Signaling the client during cross-examination? Me?

Lawyer Robert Bundy, representing a key witness at the Ted Stevens trial, is said to be all “torn up” about the judge’s accusation that he was transmitting secret nods and movements to convey to his client what testimony was desirable. Eric Turkewitz says that in his experience coaching during testimony takes three forms: “speaking objections”, nods and head movements (which may be unconscious), and deliberate signaling. (Oct. 7; AP/Google).

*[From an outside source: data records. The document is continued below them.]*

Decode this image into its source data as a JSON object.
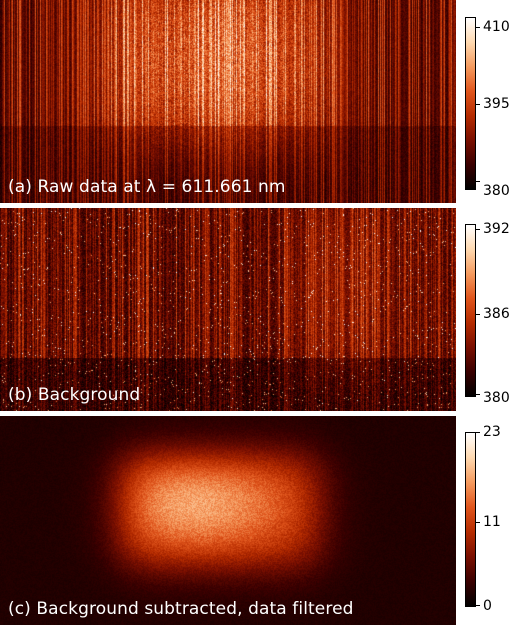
{
  "panels": [
    {
      "id": "a",
      "label": "(a) Raw data at λ = 611.661 nm",
      "colorbar": {
        "max": "410",
        "mid": "395",
        "min": "380"
      }
    },
    {
      "id": "b",
      "label": "(b) Background",
      "colorbar": {
        "max": "392",
        "mid": "386",
        "min": "380"
      }
    },
    {
      "id": "c",
      "label": "(c) Background subtracted, data filtered",
      "colorbar": {
        "max": "23",
        "mid": "11",
        "min": "0"
      }
    }
  ],
  "colormap": [
    "#000000",
    "#3a0000",
    "#7a0f00",
    "#b52b00",
    "#e0551c",
    "#f59a5e",
    "#ffd9b0",
    "#ffffff"
  ]
}
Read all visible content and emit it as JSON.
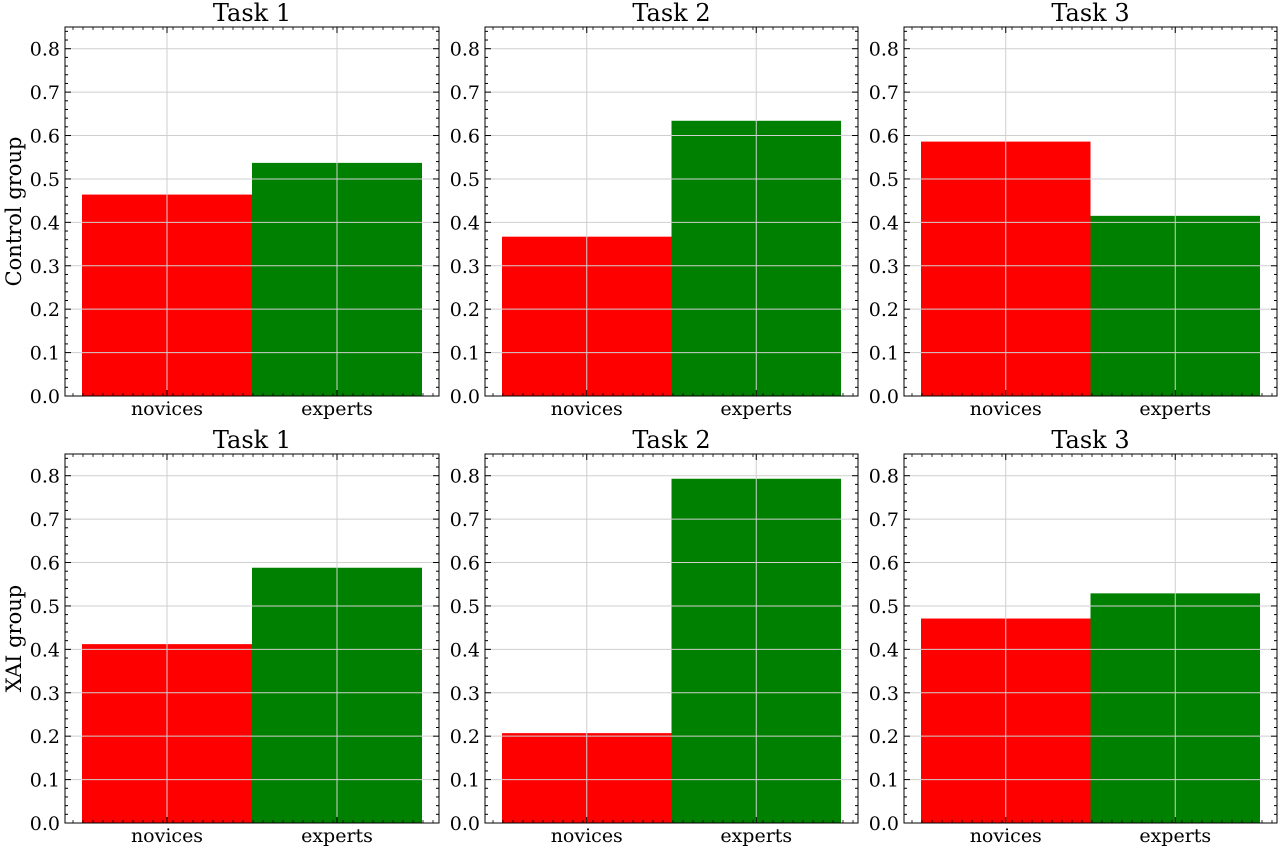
{
  "chart_data": [
    {
      "type": "bar",
      "row_label": "Control group",
      "title": "Task 1",
      "categories": [
        "novices",
        "experts"
      ],
      "values": [
        0.464,
        0.537
      ],
      "ylim": [
        0,
        0.85
      ],
      "yticks": [
        "0.0",
        "0.1",
        "0.2",
        "0.3",
        "0.4",
        "0.5",
        "0.6",
        "0.7",
        "0.8"
      ],
      "grid": true
    },
    {
      "type": "bar",
      "row_label": "",
      "title": "Task 2",
      "categories": [
        "novices",
        "experts"
      ],
      "values": [
        0.367,
        0.634
      ],
      "ylim": [
        0,
        0.85
      ],
      "yticks": [
        "0.0",
        "0.1",
        "0.2",
        "0.3",
        "0.4",
        "0.5",
        "0.6",
        "0.7",
        "0.8"
      ],
      "grid": true
    },
    {
      "type": "bar",
      "row_label": "",
      "title": "Task 3",
      "categories": [
        "novices",
        "experts"
      ],
      "values": [
        0.586,
        0.415
      ],
      "ylim": [
        0,
        0.85
      ],
      "yticks": [
        "0.0",
        "0.1",
        "0.2",
        "0.3",
        "0.4",
        "0.5",
        "0.6",
        "0.7",
        "0.8"
      ],
      "grid": true
    },
    {
      "type": "bar",
      "row_label": "XAI group",
      "title": "Task 1",
      "categories": [
        "novices",
        "experts"
      ],
      "values": [
        0.412,
        0.588
      ],
      "ylim": [
        0,
        0.85
      ],
      "yticks": [
        "0.0",
        "0.1",
        "0.2",
        "0.3",
        "0.4",
        "0.5",
        "0.6",
        "0.7",
        "0.8"
      ],
      "grid": true
    },
    {
      "type": "bar",
      "row_label": "",
      "title": "Task 2",
      "categories": [
        "novices",
        "experts"
      ],
      "values": [
        0.207,
        0.793
      ],
      "ylim": [
        0,
        0.85
      ],
      "yticks": [
        "0.0",
        "0.1",
        "0.2",
        "0.3",
        "0.4",
        "0.5",
        "0.6",
        "0.7",
        "0.8"
      ],
      "grid": true
    },
    {
      "type": "bar",
      "row_label": "",
      "title": "Task 3",
      "categories": [
        "novices",
        "experts"
      ],
      "values": [
        0.471,
        0.529
      ],
      "ylim": [
        0,
        0.85
      ],
      "yticks": [
        "0.0",
        "0.1",
        "0.2",
        "0.3",
        "0.4",
        "0.5",
        "0.6",
        "0.7",
        "0.8"
      ],
      "grid": true
    }
  ],
  "colors": {
    "novices": "#ff0000",
    "experts": "#008000",
    "grid": "#cfcfcf",
    "axes": "#000000"
  }
}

Bullied by Dozier, ISPs took down customer’s sites

Waving threats of “contributory trademark infringement” and the like, Virginia lawyer and emerging Overlawyered favorite John Dozier has gotten more than one hosting intermediary to yank the Dozier-critical websites of opponent Ronald Riley. (Paul Alan Levy, Consumer Law & Policy, Oct. 3). “Unfortunately, when faced with a legal threat, many hosting sites will sacrifice your freedom of speech and send you looking for a new home on the Internet.” (David Ardia, Citizen Media Law Project, Oct. 9)(earlier). More: Ryan Gile, Las Vegas Trademark Attorney (via Ron Coleman).

Artist detained at border over sketch of SUV

From J-Walk Blog:

Keene Valley resident Jerilea Zempel was detained at the U.S. border this summer because she had a drawing of a sport-utility vehicle in her sketchbook.

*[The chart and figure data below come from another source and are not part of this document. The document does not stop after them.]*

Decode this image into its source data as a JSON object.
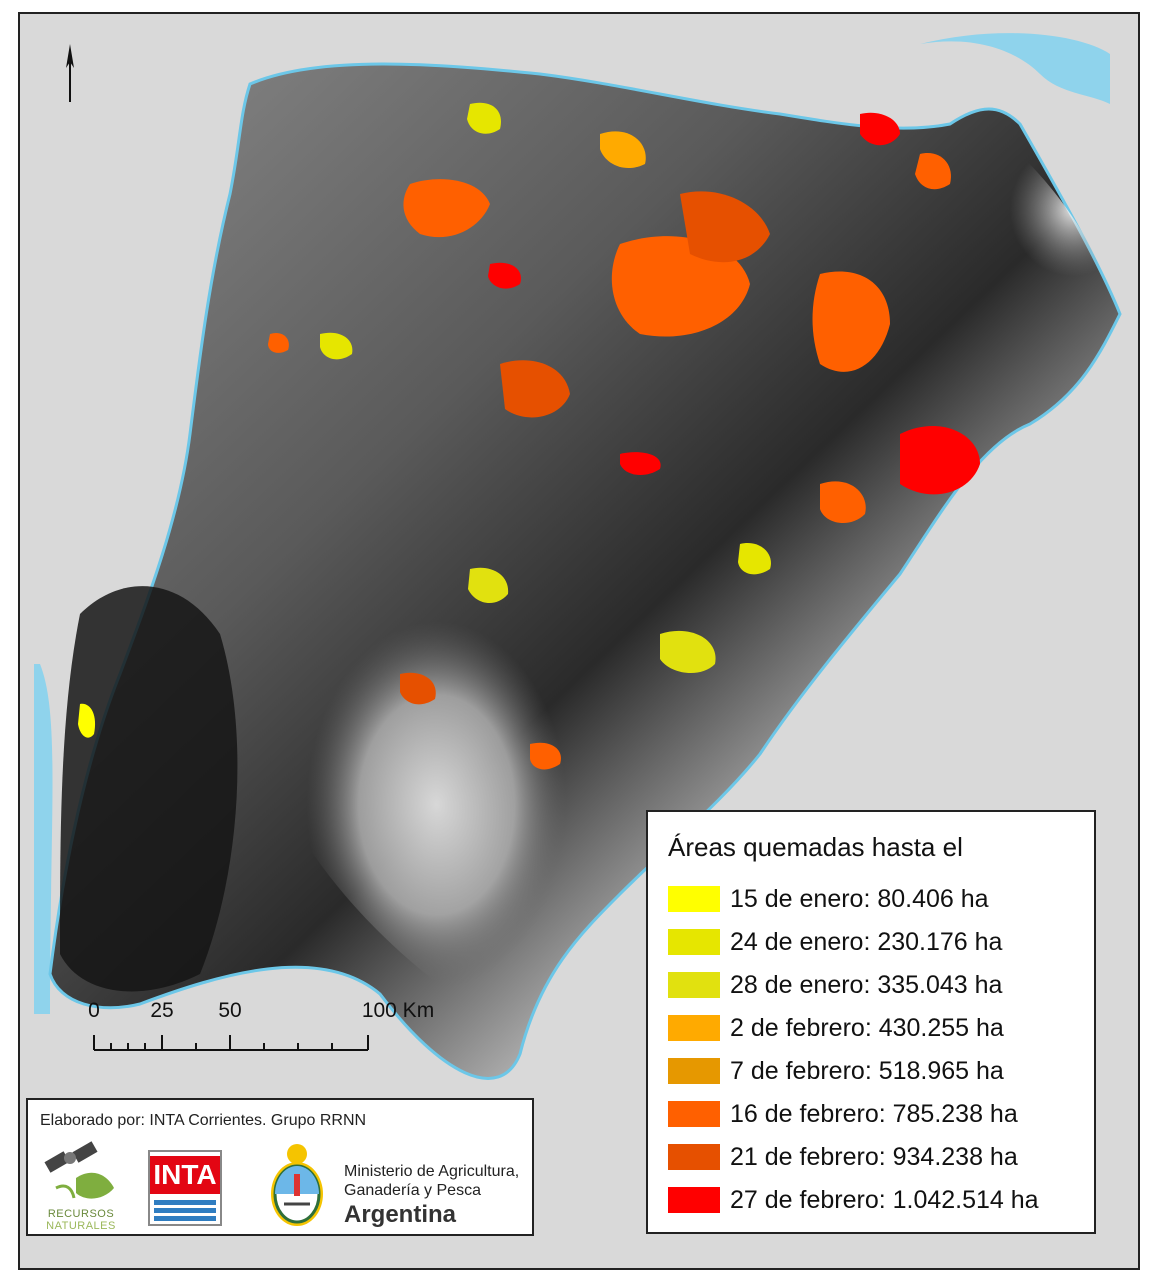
{
  "map": {
    "north_label": "N",
    "colors": {
      "background_land": "#d9d9d9",
      "water": "#8fd3ec",
      "terrain_dark": "#1a1a1a",
      "terrain_light": "#f4f4f4"
    }
  },
  "scale": {
    "ticks": [
      "0",
      "25",
      "50",
      "100 Km"
    ]
  },
  "credits": {
    "text": "Elaborado por: INTA Corrientes. Grupo RRNN",
    "rrnn_line1": "RECURSOS",
    "rrnn_line2": "NATURALES",
    "inta": "INTA",
    "ministerio_line1": "Ministerio de Agricultura,",
    "ministerio_line2": "Ganadería y Pesca",
    "ministerio_line3": "Argentina"
  },
  "legend": {
    "title": "Áreas quemadas hasta el",
    "items": [
      {
        "label": "15 de enero: 80.406 ha",
        "color": "#ffff00"
      },
      {
        "label": "24 de enero: 230.176 ha",
        "color": "#e6e600"
      },
      {
        "label": "28 de enero: 335.043 ha",
        "color": "#e1e10f"
      },
      {
        "label": "2 de febrero: 430.255 ha",
        "color": "#ffaa00"
      },
      {
        "label": "7 de febrero: 518.965 ha",
        "color": "#e69800"
      },
      {
        "label": "16 de febrero: 785.238 ha",
        "color": "#ff6000"
      },
      {
        "label": "21 de febrero: 934.238 ha",
        "color": "#e65000"
      },
      {
        "label": "27 de febrero: 1.042.514 ha",
        "color": "#ff0000"
      }
    ]
  }
}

U.S. Customs and Border Protection officers told Zempel they suspected her of copyright infringement.

She was released after more than an hour in custody at the Houlton, Maine, port of entry from New Brunswick, Canada.

Her release came only after she persuaded border guards she was an artist doing a project that involved a crocheted SUV as a statement against America’s dependence on oil and love for big vehicles.

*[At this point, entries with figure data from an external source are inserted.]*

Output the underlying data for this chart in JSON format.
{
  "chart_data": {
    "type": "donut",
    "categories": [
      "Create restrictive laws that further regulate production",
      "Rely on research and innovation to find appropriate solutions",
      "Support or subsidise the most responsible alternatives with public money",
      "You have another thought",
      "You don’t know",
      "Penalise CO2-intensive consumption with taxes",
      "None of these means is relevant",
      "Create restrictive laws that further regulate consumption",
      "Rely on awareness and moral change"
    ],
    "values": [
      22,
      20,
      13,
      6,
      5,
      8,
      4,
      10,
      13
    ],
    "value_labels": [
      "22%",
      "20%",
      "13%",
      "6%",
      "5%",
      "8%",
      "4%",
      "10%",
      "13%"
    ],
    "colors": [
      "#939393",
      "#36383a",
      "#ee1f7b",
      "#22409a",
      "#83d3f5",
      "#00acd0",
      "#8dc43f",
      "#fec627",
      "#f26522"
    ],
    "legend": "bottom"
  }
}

(Lohr McKinstry, “Keene artist had hard time getting back into US”, Plattsburgh (N.Y.) Press-Republican, Oct. 4).

Microblog 2008-10-09

Bounteous bankruptcies: Lehman Brothers

Fueled by Weil Gotshal & Manges partner rates in the $950/hour vicinity, “fees for lawyers, accountants and financial advisers in the Lehman case may reach $906 million, according to [bankruptcy lawprof] Lynn LoPucki”. (Bloomberg, Oct. 9). Elie Mystal at Above the Law notes a recent fee survey and concludes that “Lehman is getting the most expensive bankruptcy money can buy”.

Actually, bankruptcy professionals might earn even a very rich keep if they provided a quick and decisive way to allocate losses from the failure, move Lehman assets to their most productive uses and bring relative certainty to all parties. The prospect instead of slow, chancy, and hard-fought wrangling is one major reason why the administratively assisted “speed bankruptcy” model of financial institution reorganization, seen in the Washington Mutual case, has been winning praise from knowledgeable observers (e.g. Alex Tabarrok). If speed bankruptcy seems well suited to the crisis, one reason is that conventional, protracted, lawyer-run bankruptcy seems so ill-suited. More: Roger Parloff, Fortune “Legal Pad”, American Lawyer.